Statistical Measures

  • Mean:
  • Standard Deviation:
  • Trend

    1. Understanding the overall trend of the exchange rates:

    Examining the data, it seems that the exchange rate of XPF has fluctuated over the given period, with minute increments and decrements throughout. On the 19th of February 2024, the rate started at 0.01212, and by the 23rd of February 2024, it ended at 0.01223. Thus, there's no significant long-term increase or decrease trend observed over this time frame. Essentially, the XPF rate remained fairly stable amidst minor fluctuations.

    2. Identifying any seasonality or recurring patterns:

    With the limited time range of 4-5 days and hourly data provided, it's difficult to identify any long-term seasonality or recurring patterns. However, there are instances of cyclical patterns daily, such as small changes in the exchange rates that recur throughout the day. This fluctuating pattern seems consistent and is noticed over multiple days, which indicates potential intra-day seasonality.

    3. Noting outliers:

    Two noticeable outliers appear within the dataset. On the 23rd of February 2024, there are two instances with the XPF rate dropping substantially to 0.01111, a departure from the general pattern observed over the period.
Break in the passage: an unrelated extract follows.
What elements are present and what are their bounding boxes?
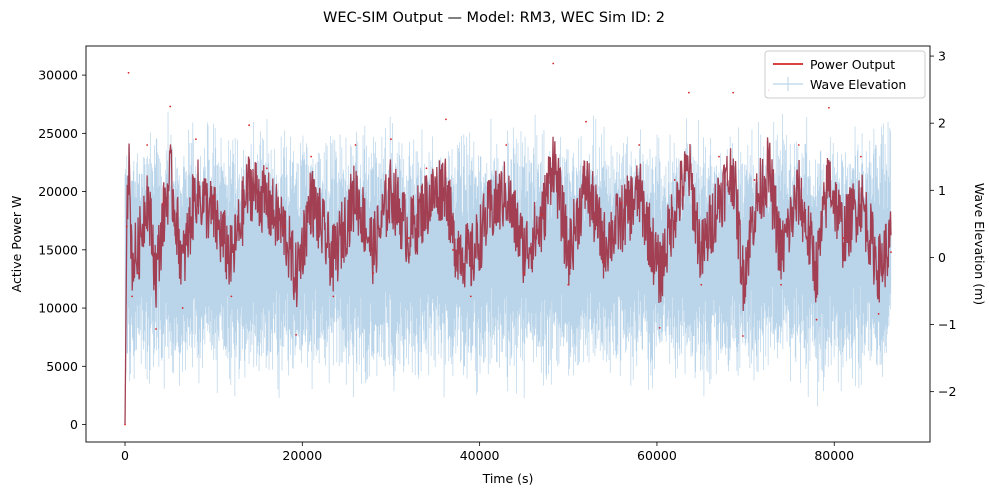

This drop appears inconsistent with the otherwise stable trend observed and thus can be considered outliers.

    Overall, this evaluation provides a rudimental understanding of the given XPF exchange rate data. For a thorough study, more extensive data might be needed, including a broader range of dates and additional context concerning possible market influences during those periods.

Summary of Yesterday

  • Opening:
  • Closing:
  • Difference of Opening & Closing:
  • Daily High:
  • Daily Low:
  • Difference of Daily High & Low:

Statistical Measures

  • Mean:
  • Standard Deviation:
  • Trend

    Understanding the overall trend of XPF rates

    Based on the provided data, it seems like the XPF exchange rate remained stable in the very early parts of the time series, specifically at 0.01223. Afterwards, around the time period between 10:10:03 to 12:20:03, the exchange rate significantly dropped to 0.01112 and 0.01111 consecutively. Shortly after, the rate went back up to 0.01223 and ended the series again at the stable rate of 0.01223. We may therefore establish that the overall trend of the time series data has general fluctuations but appears to eventually return to its original state.

    Seasonality or recurring patterns in exchange rates

    Given the limited scope of data and the request to exclude consideration of market hours, weekends or holidays, and key financial news and reports, it's difficult to firmly establish any seasonality or recurring patterns within the data. More historical data would be needed to analyze seasonality. However, in the data provided, there doesn't seem to be a distinct repetition or pattern in terms of the frequency and magnitude of exchange rate changes.

    Outliers in the dataset

    Within the dataset provided, we can identify multiple potential outliers. Most notably, during the following timestamp - "2024-02-23 10:10:03", the exchange rate took a sharp dip from 0.01225 to 0.01112. This represents a significant drop which clearly deviates from the usual pattern seen in the data subset. The rate remained low at this level even after a number of data points until it eventually picked up again. This instance can be considered an outlier within the context of this specific dataset. Without more contextual detail, it's difficult to attribute this sharp decline to any one particular event or factor.